Thanksgiving Through the Years

“Over the river and through the woods, to grandmother’s house we go...”

I’ve always associated that song with Thanksgiving family dinners, and no wonder. When I looked up background about the verses, I learned they were written by Lydia Maria Child and called “The New-England Boy’s Song About Thanksgiving Day.” Published in 1844 in a children’s poetry book (Flowers for Children, Volume 2), it was later set to music by an unknown composer.

We didn’t go to grandmother’s house. Instead, my mother’s parents and grandma came to us. Mom was the only girl in her family, as my Aunt Patsy was on Dad’s side, so it was assumed they’d host family Thanksgivings.

Mom started days earlier, baking pumpkin and mincemeat pies, and thawing the enormous (to my eyes) turkey. The day before, she made stuffing from scratch that included simmered turkey “innards” and spices. We knew to stay out of the kitchen after breakfast since she’d be preparing mashed potatoes, vegetables, bread dough for rolls, sweet potatoes, and sometimes Jello salad.

Ah, the perfume of a slowly-roasting, stuffed turkey as the morning slid into afternoon. We amused ourselves with two parades on TV—Macy Day Parade and our beloved Detroit Thanksgiving Parade, comparing floats, announcers, lined-up crowds, and of course, Santa. The best Santa floats had real reindeer walking on a moving base behind an Edmund Gwenn-Kris Kringle (from 1947’s Miracle on 34th Street).

Santa met mayors and received ornate keys to the city, often accompanied by Christmas Carol in her short red-and-white Santa-like dress. Other than the name, we’d have preferred to see elves from his workshop.

Lunch was a quick sandwich, but nothing could satisfy with the nearly done turkey. My brothers and I slipped into the kitchen anytime it was unguarded, to open the oven and snitch a chunk of stuffing. Delicious!

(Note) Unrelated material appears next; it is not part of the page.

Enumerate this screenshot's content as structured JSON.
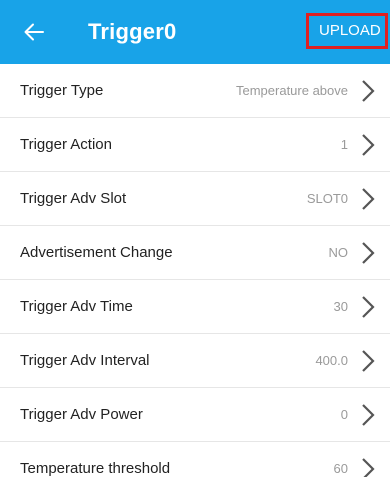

Van Johnson’s “The Pied Piper of Hamelin” (1957) movie aired early afternoon, a perennial favorite. We knew all the songs, melodies from classical composer Grieg. I was in love with the piper and would have followed him when he left for the last time. It was the beginning of my fascination with the (Wise) Fool, who showed up in my poems and stories years later. Thank you, Mr. Van Johnson. “Flim flam floo, the world is full of wonderment and magic..”

Dinner was always a feast. Dad would pick up Great-Grandma Miller, and Grandma and Grandpa Schaffer drove themselves to join us around our large table. Both grandmothers stayed at the table afterward and kept Mom company while she managed cleanup on her own. Once I got old enough to be helpful, she and I managed it.

Food coma, TV, slow conversations until my grandparents went home, and later that night, turkey sandwiches and more pie with “The Wizard of Oz.”

Those are the Thanksgivings I remember the best. A year finally came with children of my own and living in the same house, when I took over Thanksgiving dinners. I realized then how much labor was involved and how quickly food disappeared once it hit the table.

I miss those dinners. I miss Mom, my family, our holiday routine. When Mom was in the nursing home, the facility offered Thanksgiving Lunch with white tablecloths, candles, stemmed glassware, and the traditional meal. I joined Mom and we relived every Thanksgiving memory we could pull up, savoring the anticipation and pleasure of those long-ago times.

Now she’s gone, too, and Thanksgiving is not the same. Yes, we’ll have the traditional dinner with available family, but only two of us from that generation have those memories to share.

To every family, here or gone, distant or close on this holiday, may you enjoy a moment or two of warm memories, family stories, favorite dishes, and late-night pie.

Happy Thanksgiving.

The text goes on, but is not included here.